Discours de Myriam El Khomri lors du déplacement à Rungis

Monsieur le Ministre des Finances et des Comptes publics, Cher Michel
Monsieur le Préfet de Région, cher Jean-François Carenco Monsieur le Préfet, cher Thierry Leleu,
Monsieur le Député, cher Jean-Jacques Bridey,
Madame la Déléguée nationale contre la fraude, chère Jeanne-Marie Prost,
Monsieur le Président de la Fédération française du bâtiment, cher Jacques Chanut,
Monsieur le Président de la Fédération nationale des travaux publics, cher Bruno Cavagne,
Monsieur le Président de la Confédération de l’artisanat et des petites entreprises du bâtiment, cher Patrick Liebus
Monsieur le Président de la Fédération des Sociétés Coopératives et Participatives du Bâtiment et des Travaux, cher Jacques Petey,

Notre présence à tous ici témoigne de notre mobilisation et de notre volonté de lutter contre le travail illégal et les fraudes au détachement. Ce combat collectif est pour moi un double engagement.

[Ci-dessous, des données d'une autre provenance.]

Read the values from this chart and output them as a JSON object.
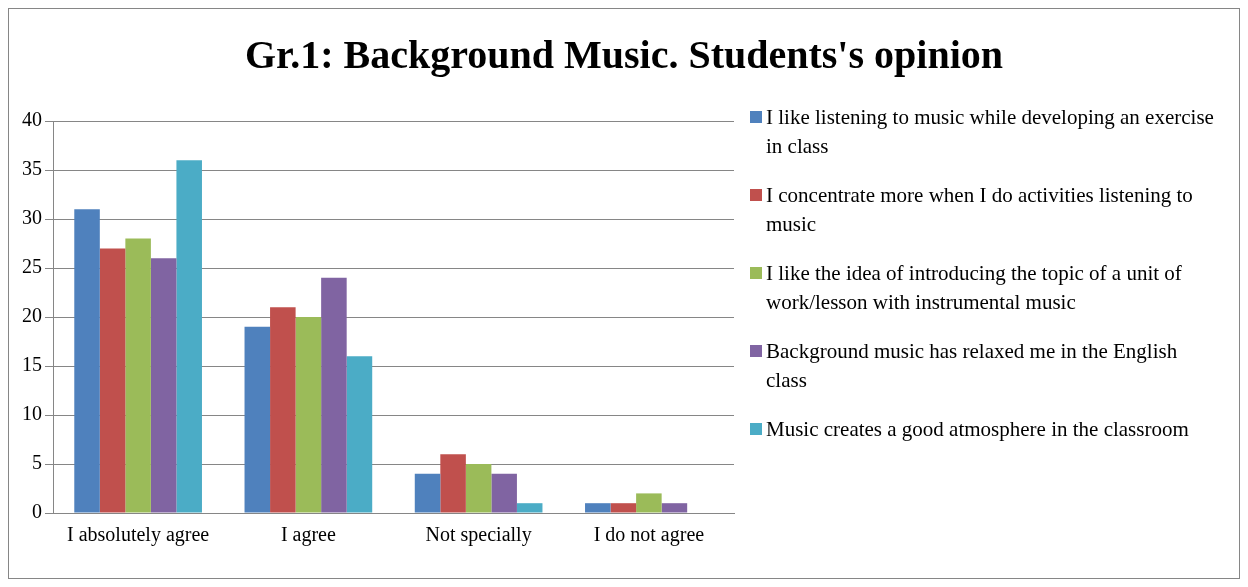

D’abord, un engagement pour défendre notre modèle social en réaffirmant les règles qui garantissent la protection des salariés. Contourner ces règles, c’est mettre en péril la protection des travailleurs et nier leurs droits.

Ensuite, un engagement pour lutter contre la concurrence déloyale faite à nos entreprises. Il faut le dire clairement : la fraude au détachement est une concurrence sociale inacceptable au détriment des entreprises qui, elles, respectent les règles.

Les conséquences sociales et économiques sont immenses : des risques pour les travailleurs, des pertes d’opportunités économiques pour les entreprises, un poids pour les finances publiques et une critique de plus en plus forte du projet européen. Voilà les raisons qui expliquent notre détermination.

Aujourd’hui est un jour très important dans la lutte que nous menons, collectivement, contre le travail illégal et les fraudes au détachement.

D’abord, nous allons signer dans quelques instants une convention en faveur de la lutte contre le travail illégal et les fraudes au détachement dans le secteur du bâtiment et des travaux publics.

Cette convention prévoit des engagements forts de chaque partie signataire.

Du côté des organisations professionnelles, vous vous engagez à des actions de sensibilisation, d’information et de vigilance. Mais aussi et c’est essentiel : la convention encourage les organisations professionnelles à se constituer partie civile dans les procédures engagées en matière de travail illégal.

De son côté, l’Etat réitère son engagement de mener une lutte sans merci contre le travail illégal et les fraudes au détachement. Je m’engage à ce que les contrôles soient particulièrement renforcés durant les week-ends et le soir.

C’est un jour très important, parce qu’aujourd’hui même, le Premier ministre et moi-même rencontrons la Commissaire européenne à l’emploi, Mme Thyssen. Nous évoquerons la manière dont nous devons agir au niveau européen pour lutter contre les fraudes au détachement.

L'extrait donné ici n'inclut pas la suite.